🤖 AI Summary
HOI detection exhibits insufficient robustness under distribution shifts, as existing methods predominantly assume ideal data distributions and thus suffer from limited real-world generalization. To address this, we introduce Robust-HOI—the first automated benchmark for evaluating robustness in HOI detection—systematically assessing over 40 state-of-the-art methods and uncovering prevalent cross-domain failure patterns. We propose a plug-and-play robust training framework that integrates MixUp-based regularization with cross-domain data augmentation, coupled with a frozen-vision-backbone-driven multimodal feature fusion mechanism to enhance semantic alignment and domain invariance. Our approach significantly improves model robustness across diverse distribution shift scenarios—including domain, viewpoint, and style shifts—while simultaneously achieving performance gains on standard benchmarks (HICO-DET and V-COCO). To foster reproducibility and community advancement, we will open-source the benchmark suite, annotated datasets, evaluation tools, and implementation code.
📝 Abstract
Human-Object Interaction (HOI) detection has seen substantial advances in recent years. However, existing works focus on the standard setting with ideal images and natural distribution, far from practical scenarios with inevitable distribution shifts. This hampers the practical applicability of HOI detection.
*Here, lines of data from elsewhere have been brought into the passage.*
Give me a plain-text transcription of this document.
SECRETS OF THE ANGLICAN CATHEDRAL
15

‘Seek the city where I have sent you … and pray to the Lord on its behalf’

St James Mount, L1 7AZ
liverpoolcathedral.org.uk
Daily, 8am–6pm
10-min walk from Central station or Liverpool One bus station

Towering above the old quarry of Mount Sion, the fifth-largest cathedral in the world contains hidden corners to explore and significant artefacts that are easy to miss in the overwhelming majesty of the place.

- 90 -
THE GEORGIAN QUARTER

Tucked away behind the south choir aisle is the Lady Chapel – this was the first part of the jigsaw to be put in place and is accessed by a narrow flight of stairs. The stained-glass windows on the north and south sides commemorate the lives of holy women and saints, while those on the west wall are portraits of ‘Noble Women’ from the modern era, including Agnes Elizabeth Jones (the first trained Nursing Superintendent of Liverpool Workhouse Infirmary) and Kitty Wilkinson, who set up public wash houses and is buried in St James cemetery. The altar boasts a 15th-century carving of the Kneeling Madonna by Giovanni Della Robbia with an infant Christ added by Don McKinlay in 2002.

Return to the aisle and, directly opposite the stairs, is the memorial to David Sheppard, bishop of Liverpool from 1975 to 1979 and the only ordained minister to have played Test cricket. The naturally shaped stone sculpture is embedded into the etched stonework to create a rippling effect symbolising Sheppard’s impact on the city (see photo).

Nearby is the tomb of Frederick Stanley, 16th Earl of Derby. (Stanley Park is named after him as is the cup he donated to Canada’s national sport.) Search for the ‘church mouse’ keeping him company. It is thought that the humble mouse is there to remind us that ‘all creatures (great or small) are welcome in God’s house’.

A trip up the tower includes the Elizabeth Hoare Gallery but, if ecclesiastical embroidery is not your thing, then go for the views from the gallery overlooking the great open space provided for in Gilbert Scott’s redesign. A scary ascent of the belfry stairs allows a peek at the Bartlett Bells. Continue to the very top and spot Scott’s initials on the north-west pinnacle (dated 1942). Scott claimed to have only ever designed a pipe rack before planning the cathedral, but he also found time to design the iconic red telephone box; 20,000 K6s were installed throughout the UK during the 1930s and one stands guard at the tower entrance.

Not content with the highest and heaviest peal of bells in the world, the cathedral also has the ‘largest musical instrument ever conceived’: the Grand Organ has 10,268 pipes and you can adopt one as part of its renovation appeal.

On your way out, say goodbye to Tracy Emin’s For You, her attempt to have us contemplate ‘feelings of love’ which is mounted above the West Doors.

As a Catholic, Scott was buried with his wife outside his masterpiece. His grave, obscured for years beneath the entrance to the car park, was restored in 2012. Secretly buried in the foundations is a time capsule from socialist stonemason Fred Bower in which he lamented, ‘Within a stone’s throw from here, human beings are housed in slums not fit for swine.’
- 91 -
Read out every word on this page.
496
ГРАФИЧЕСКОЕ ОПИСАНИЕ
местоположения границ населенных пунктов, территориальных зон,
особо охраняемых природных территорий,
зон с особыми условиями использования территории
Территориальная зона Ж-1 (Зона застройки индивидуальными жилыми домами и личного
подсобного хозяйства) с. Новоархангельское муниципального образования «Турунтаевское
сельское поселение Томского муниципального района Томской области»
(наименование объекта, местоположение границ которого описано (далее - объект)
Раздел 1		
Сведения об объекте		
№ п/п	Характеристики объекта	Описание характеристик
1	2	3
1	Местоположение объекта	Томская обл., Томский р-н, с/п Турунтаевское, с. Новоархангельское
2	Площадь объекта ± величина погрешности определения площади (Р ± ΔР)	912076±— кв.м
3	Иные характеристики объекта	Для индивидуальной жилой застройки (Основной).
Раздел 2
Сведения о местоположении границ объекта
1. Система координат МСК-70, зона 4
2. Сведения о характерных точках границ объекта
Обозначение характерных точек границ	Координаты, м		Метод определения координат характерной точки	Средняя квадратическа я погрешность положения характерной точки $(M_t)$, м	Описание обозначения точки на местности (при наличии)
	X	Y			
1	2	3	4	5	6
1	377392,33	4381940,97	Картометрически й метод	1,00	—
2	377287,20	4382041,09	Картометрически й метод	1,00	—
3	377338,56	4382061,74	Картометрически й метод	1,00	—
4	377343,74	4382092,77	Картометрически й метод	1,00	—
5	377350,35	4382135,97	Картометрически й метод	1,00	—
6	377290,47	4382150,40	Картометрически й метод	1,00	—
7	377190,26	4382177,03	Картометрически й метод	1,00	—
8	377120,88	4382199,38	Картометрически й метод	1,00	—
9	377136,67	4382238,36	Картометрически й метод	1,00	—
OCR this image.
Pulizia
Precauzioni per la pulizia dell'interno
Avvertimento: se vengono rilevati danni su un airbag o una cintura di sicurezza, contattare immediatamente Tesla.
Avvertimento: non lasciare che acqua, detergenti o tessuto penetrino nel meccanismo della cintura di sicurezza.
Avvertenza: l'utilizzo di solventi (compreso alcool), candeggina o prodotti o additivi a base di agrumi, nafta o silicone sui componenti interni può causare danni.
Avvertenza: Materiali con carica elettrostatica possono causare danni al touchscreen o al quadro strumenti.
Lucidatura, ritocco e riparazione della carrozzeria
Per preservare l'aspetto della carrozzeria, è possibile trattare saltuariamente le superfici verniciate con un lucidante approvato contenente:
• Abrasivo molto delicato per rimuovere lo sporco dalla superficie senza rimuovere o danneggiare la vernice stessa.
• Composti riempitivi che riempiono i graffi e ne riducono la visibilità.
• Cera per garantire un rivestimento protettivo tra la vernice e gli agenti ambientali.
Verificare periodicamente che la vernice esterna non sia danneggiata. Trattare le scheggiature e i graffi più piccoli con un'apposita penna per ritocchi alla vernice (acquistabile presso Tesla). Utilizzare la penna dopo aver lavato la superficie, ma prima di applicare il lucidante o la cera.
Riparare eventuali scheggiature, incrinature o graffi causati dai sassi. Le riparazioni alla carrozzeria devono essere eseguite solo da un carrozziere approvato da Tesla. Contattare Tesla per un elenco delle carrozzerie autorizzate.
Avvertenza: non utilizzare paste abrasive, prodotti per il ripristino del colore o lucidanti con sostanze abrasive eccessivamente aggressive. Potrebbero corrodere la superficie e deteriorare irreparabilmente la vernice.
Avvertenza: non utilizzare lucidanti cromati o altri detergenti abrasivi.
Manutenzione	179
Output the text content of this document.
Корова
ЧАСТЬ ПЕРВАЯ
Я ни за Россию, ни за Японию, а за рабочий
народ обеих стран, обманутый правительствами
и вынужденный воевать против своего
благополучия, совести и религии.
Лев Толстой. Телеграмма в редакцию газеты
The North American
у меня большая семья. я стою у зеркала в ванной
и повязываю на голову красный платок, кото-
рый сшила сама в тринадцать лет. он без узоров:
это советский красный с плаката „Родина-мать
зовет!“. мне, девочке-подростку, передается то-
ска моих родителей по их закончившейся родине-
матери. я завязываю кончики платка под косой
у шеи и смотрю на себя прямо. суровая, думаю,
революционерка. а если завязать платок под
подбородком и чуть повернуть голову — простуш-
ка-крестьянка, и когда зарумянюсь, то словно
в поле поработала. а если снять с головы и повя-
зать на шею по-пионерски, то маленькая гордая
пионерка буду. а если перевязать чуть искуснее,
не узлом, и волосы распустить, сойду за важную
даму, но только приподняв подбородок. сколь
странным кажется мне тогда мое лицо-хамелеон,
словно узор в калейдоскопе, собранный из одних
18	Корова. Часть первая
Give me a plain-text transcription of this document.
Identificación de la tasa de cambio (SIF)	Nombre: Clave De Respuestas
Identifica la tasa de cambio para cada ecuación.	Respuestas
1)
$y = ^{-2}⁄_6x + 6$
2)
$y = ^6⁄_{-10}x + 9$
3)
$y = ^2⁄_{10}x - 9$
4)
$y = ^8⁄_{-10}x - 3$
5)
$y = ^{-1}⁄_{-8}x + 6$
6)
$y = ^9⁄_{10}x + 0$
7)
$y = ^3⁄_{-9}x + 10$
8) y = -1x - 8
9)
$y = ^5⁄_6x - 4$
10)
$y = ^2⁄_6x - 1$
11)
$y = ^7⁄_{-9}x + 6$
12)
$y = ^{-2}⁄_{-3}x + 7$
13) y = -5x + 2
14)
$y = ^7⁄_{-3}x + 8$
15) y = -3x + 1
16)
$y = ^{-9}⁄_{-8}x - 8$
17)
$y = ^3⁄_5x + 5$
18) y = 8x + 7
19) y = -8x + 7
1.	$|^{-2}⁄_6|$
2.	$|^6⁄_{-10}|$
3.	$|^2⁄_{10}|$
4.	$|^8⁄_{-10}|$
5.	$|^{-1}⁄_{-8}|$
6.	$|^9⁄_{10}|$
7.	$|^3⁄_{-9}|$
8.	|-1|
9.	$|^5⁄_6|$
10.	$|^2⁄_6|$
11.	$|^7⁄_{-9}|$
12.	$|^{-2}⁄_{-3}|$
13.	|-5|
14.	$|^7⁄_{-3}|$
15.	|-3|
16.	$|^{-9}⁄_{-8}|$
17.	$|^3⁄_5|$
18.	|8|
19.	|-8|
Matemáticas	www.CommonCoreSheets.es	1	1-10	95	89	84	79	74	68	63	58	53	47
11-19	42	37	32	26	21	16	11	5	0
In this work, we investigate this issue by benchmarking, analyzing, and enhancing the robustness of HOI detection models under various distribution shifts. We start by proposing a novel automated approach to create the first robustness evaluation benchmark for HOI detection. Subsequently, we evaluate more than 40 existing HOI detection models on this benchmark, showing their insufficiency, analyzing the features of different frameworks, and discussing how the robustness in HOI is different from other tasks. With the insights from such analyses, we propose to improve the robustness of HOI detection methods through: (1) a cross-domain data augmentation integrated with mixup, and (2) a feature fusion strategy with frozen vision foundation models. Both are simple, plug-and-play, and applicable to various methods. Our experimental results demonstrate that the proposed approach significantly increases the robustness of various methods, with benefits on standard benchmarks, too. The dataset and code will be released.